Grande plaque à froid sur les plats réalisant un encadrement de filets en creux “noirci” et un double encadrement de trois filets dorés. Filets sur les coupes, roulette intérieure dorée, tranchefiles doubles, tranches dorées. Notons que Bauzonnet à cette époque n’est pas encore associé à Trautz.
La reliure n’est pas signée. La plaque semble identique, sauf le granité au-dessus des pinacles. La roulette en encadrement et la facture de la reliure semblent un brin en dessous de la manière des grands maîtres relieurs.
La reliure est signée… Niedrée! Elle est reproduite dans “Relieurs et reliures décorées en France à l’époque romantique” Bibliotheca Wittockiana, Paul Culot, 1995. La plaque paraît identique mais présente des petites variations, le jour supérieur dans le pinacle central un peu plus large, les petits points dans les arcs brisés centraux supérieurs et les trois petits points dans les jours des pinacles latéraux inclinés dans l’autre sens. Niedrée s’est installé en 1836, il a travaillé auparavant en même temps que Trautz chez Kleihans à Paris, il travailla personnellement pour Curmer en 1838.
Notons pour les deux reliures signées, la même année d’édition, chez le même éditeur pour un même auteur. (On trouve également ces livres sous un autre modèle de plaque cathédrale signés tantôt de Thouvenin, tantôt de Simier ou non signés! Cf Paul Culot N° 48 et Devauchelle page 207 et catalogue Azur n°248 )
oups… Bravo Lauverjat !
Charmant et en bel état.

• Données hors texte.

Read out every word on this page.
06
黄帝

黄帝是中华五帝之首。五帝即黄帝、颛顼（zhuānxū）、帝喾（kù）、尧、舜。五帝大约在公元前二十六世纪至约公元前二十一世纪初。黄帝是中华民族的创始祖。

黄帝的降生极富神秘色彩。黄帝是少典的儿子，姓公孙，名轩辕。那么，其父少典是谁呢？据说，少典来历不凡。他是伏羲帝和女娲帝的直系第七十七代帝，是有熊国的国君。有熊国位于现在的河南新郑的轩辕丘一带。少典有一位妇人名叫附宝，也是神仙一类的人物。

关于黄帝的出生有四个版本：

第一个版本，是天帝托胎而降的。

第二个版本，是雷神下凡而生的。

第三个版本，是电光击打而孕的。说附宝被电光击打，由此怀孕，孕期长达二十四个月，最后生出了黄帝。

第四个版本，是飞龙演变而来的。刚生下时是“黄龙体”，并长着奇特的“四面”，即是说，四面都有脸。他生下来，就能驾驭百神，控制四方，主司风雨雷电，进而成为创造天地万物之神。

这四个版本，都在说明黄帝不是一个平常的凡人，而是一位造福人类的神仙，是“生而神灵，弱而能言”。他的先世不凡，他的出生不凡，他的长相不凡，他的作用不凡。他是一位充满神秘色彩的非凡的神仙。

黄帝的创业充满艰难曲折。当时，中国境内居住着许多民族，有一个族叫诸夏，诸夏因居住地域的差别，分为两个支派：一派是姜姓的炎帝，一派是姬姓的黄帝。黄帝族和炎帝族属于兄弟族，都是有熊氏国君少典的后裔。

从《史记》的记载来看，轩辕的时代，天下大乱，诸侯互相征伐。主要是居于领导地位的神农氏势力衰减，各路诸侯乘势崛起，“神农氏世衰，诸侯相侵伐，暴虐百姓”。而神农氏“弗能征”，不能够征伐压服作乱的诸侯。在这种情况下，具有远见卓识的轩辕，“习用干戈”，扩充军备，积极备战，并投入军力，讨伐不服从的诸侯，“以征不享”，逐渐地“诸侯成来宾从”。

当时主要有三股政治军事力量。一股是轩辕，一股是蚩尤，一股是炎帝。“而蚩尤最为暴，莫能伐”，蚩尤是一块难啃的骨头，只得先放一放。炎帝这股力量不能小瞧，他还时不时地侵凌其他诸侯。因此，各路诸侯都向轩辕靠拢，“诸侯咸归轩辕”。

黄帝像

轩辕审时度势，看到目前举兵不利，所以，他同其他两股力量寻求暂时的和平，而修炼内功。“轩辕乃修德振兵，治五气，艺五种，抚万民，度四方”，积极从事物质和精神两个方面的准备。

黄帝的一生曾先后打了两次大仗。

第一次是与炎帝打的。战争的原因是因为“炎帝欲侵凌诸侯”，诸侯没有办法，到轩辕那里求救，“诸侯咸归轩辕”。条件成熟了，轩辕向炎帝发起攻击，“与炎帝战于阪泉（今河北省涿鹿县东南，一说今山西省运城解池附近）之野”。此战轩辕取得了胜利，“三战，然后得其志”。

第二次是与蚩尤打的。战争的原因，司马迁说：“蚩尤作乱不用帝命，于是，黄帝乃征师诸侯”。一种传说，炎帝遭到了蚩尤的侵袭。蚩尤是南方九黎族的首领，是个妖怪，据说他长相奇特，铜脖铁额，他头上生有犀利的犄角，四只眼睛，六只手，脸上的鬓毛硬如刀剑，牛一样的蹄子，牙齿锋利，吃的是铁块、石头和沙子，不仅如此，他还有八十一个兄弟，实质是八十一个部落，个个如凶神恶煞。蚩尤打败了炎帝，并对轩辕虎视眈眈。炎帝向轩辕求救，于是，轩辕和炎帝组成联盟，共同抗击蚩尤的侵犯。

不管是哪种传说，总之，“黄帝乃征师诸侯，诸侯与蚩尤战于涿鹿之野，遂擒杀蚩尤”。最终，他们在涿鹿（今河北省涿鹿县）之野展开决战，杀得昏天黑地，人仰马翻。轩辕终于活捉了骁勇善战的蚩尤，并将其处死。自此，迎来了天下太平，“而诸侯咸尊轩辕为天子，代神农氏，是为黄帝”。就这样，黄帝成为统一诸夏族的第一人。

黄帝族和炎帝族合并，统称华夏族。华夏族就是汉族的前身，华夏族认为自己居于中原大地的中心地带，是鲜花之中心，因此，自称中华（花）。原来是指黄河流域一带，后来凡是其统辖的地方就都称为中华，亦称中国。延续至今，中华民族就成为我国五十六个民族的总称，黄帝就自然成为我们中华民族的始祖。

A offrir pour une jeune communiante* Pierre
* non, je blague
Au point de croix, j'imagine ?
Merci Calamar, mais c'est Lauverjat qu'il faut féliciter, puisque c'est lui qui l'a trouvé pour le prix d'une poignée de cerises dans une brocante! 🙂
Hugues
c'est très beau, et ça donne envie de passer son temps dans les foires et brocantes…
bravo Hugues !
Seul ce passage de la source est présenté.